Maldonado came off the bench for San German, where he played alongside former NBA 20-point scorer and eight-year veteran O.J. Mayo. Through 35 games, San German finished 14-21, but Maldonado described his rookie campaign as a phenomenal learning experience.

“My teammates were all very good basketball players,” Maldonado insisted. “Everyone at least had one major skill that I can learn from. The veterans had multiple skills. The league was very competitive, a lot of former NBA guys.”

In particular, Maldonado sought out advice from Mayo, the most accomplished of the Atleticos, whom he described as extremely wise and accommodating.

“That was the biggest thing that really helped me,” Maldonado said. “I got a little close with him here and there, worked out with him every chance I could, and picked his brain often.

From 2008-2016, Mayo played in 573 regular season and playoff games for the Memphis Grizzles, Dallas Mavericks and Milwaukee Bucks. As a rookie, he averaged 18.5 points per game en route to All-Rookie First Team honors.

“We talked about everything he learned in the NBA from all these different players and coaches like Jason Kidd and Rick Carlisle,” added Maldonado. “He talked about details, offensive schemes, defensive schemes, what the scouting reports are like, what the coaches looked for with different players.

“I learned more about basketball down in Puerto Rico than I did my whole life,” he said. “Everything that came out his mouth, if you weren’t listening, you’re an idiot.”

The BSN season runs from May through August, and over time Maldonado played with other well-versed basketball standouts who shared the floor representing San German.

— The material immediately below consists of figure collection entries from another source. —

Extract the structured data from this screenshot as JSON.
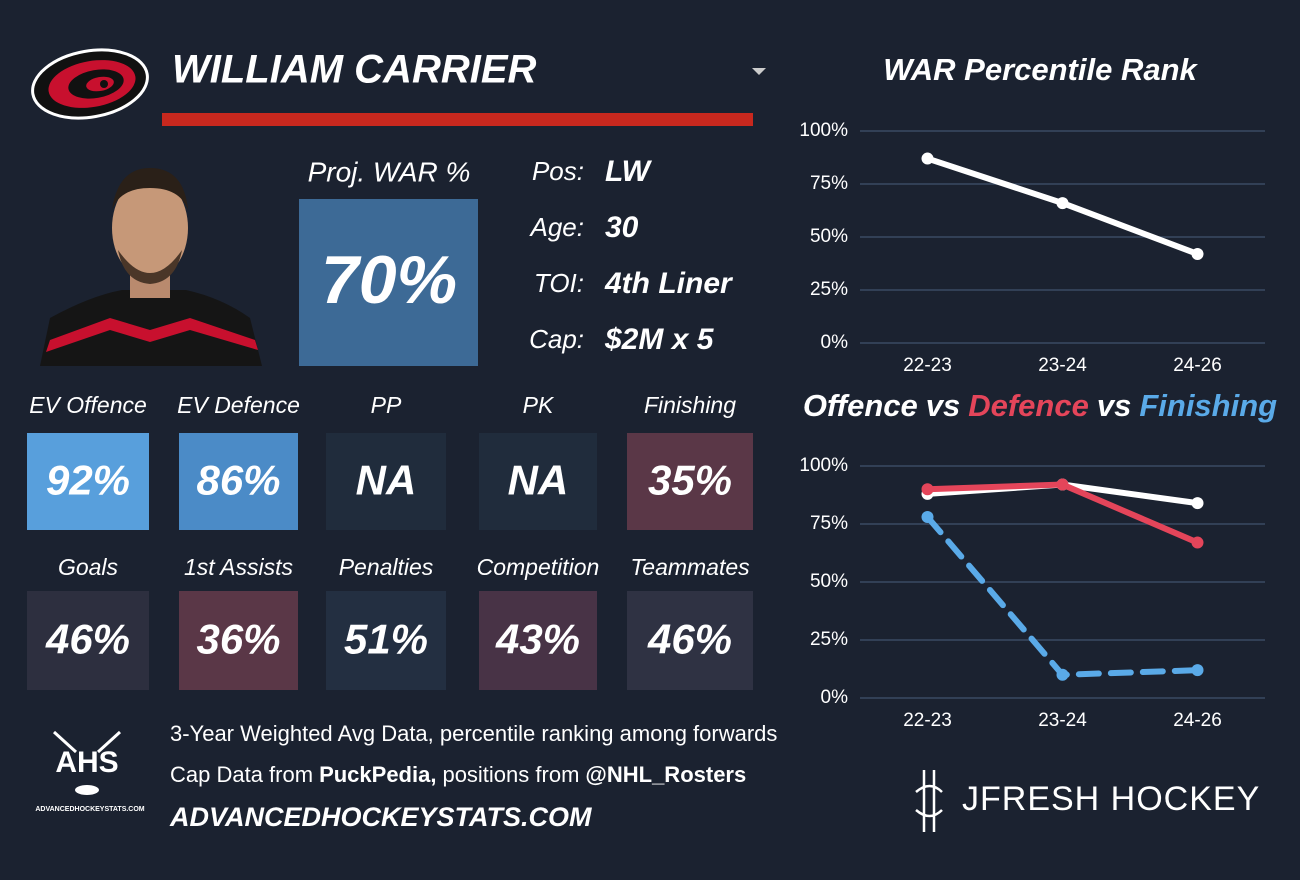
{
  "header": {
    "player_name": "WILLIAM CARRIER"
  },
  "proj_war": {
    "label": "Proj. WAR %",
    "value": "70%"
  },
  "info": [
    {
      "label": "Pos:",
      "value": "LW"
    },
    {
      "label": "Age:",
      "value": "30"
    },
    {
      "label": "TOI:",
      "value": "4th Liner"
    },
    {
      "label": "Cap:",
      "value": "$2M x 5"
    }
  ],
  "tiles": [
    [
      {
        "label": "EV Offence",
        "value": "92%",
        "color": "#589fdc"
      },
      {
        "label": "EV Defence",
        "value": "86%",
        "color": "#4b8bc7"
      },
      {
        "label": "PP",
        "value": "NA",
        "color": "#202c3c"
      },
      {
        "label": "PK",
        "value": "NA",
        "color": "#202c3c"
      },
      {
        "label": "Finishing",
        "value": "35%",
        "color": "#5a3747"
      }
    ],
    [
      {
        "label": "Goals",
        "value": "46%",
        "color": "#2d2f3f"
      },
      {
        "label": "1st Assists",
        "value": "36%",
        "color": "#5a3747"
      },
      {
        "label": "Penalties",
        "value": "51%",
        "color": "#232f41"
      },
      {
        "label": "Competition",
        "value": "43%",
        "color": "#483346"
      },
      {
        "label": "Teammates",
        "value": "46%",
        "color": "#2f3243"
      }
    ]
  ],
  "footer": {
    "line1": "3-Year Weighted Avg Data, percentile ranking among forwards",
    "line2": [
      {
        "text": "Cap Data from",
        "bold": false
      },
      {
        "text": "PuckPedia,",
        "bold": true
      },
      {
        "text": "positions from",
        "bold": false
      },
      {
        "text": "@NHL_Rosters",
        "bold": true
      }
    ],
    "website": "ADVANCEDHOCKEYSTATS.COM"
  },
  "logos": {
    "ahs": "AHS",
    "ahs_small": "ADVANCEDHOCKEYSTATS.COM",
    "jfresh": "JFRESH HOCKEY"
  },
  "chart_data": [
    {
      "type": "line",
      "title": "WAR Percentile Rank",
      "categories": [
        "22-23",
        "23-24",
        "24-26"
      ],
      "series": [
        {
          "color": "#ffffff",
          "values": [
            87,
            66,
            42
          ]
        }
      ],
      "ylim": [
        0,
        100
      ],
      "yticks": [
        {
          "value": 0,
          "label": "0%"
        },
        {
          "value": 25,
          "label": "25%"
        },
        {
          "value": 50,
          "label": "50%"
        },
        {
          "value": 75,
          "label": "75%"
        },
        {
          "value": 100,
          "label": "100%"
        }
      ],
      "grid": true
    },
    {
      "type": "line",
      "title_connector": "vs",
      "categories": [
        "22-23",
        "23-24",
        "24-26"
      ],
      "series": [
        {
          "name": "Offence",
          "color": "#ffffff",
          "values": [
            88,
            92,
            84
          ]
        },
        {
          "name": "Defence",
          "color": "#e4455a",
          "values": [
            90,
            92,
            67
          ]
        },
        {
          "name": "Finishing",
          "color": "#5aaae8",
          "values": [
            78,
            10,
            12
          ],
          "dashed": true
        }
      ],
      "ylim": [
        0,
        100
      ],
      "yticks": [
        {
          "value": 0,
          "label": "0%"
        },
        {
          "value": 25,
          "label": "25%"
        },
        {
          "value": 50,
          "label": "50%"
        },
        {
          "value": 75,
          "label": "75%"
        },
        {
          "value": 100,
          "label": "100%"
        }
      ],
      "grid": true
    }
  ]
}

Raphiael Putney is a former G League All-Star who’s been a pro since 2014, and former 2010 MAAC Player of the Year Ryan Franklin was a 2012 BNS Finals MVP and part of three-time NCAA Tournament bound Siena from 2008-2010.

The Queens College sharpshooter was also under the tutelage of Pedro Carrillo, a 10-year assistant coach in the Euro League, who was on the San German staff under head coach Ferdie Toro.

“His basketball intelligence is through the roof, and his perspective is just very different,” said Maldonado of Carrillo. “A lot of ball movement, passing the ball from side-to-side before you even think about taking a shot, being able to pass with either hand.”

All of which prepared him for this past Saturday on Long Island, where players were evaluated through a number of drills, such as full-court scrimmages, pick-and-roll situations, weak-side defense, defensive communication, spacing, versatility on both ends, and more.

“I made sure to sign up early to get an opportunity to use the pro experience I gained in Puerto Rico to try to show what I could do on the basketball court,” said Maldonado.

The Nets have made a considerable effort to utilize the G League, more so than the common NBA team, with the goal of finding additional talent to cultivate.

Spencer Dinwiddie, one of the league’s most improved players of 2017-18, was initially a G League signing in December of 2016, for example.

JJ Moore is also the Nets most-noted product of the Long Island tryout. Moore, also a Long Island native, tried out in 2016 and played two seasons with the G League Nets through 2018, even suiting up for the Brooklyn Nets summer league squad this past July.

Elsewhere, Jaylen Morris, a standout at Molloy College from 2013-17, is currently with the Milwaukee Bucks on a two-way contract, and spent six games with the Atlanta Hawks last season.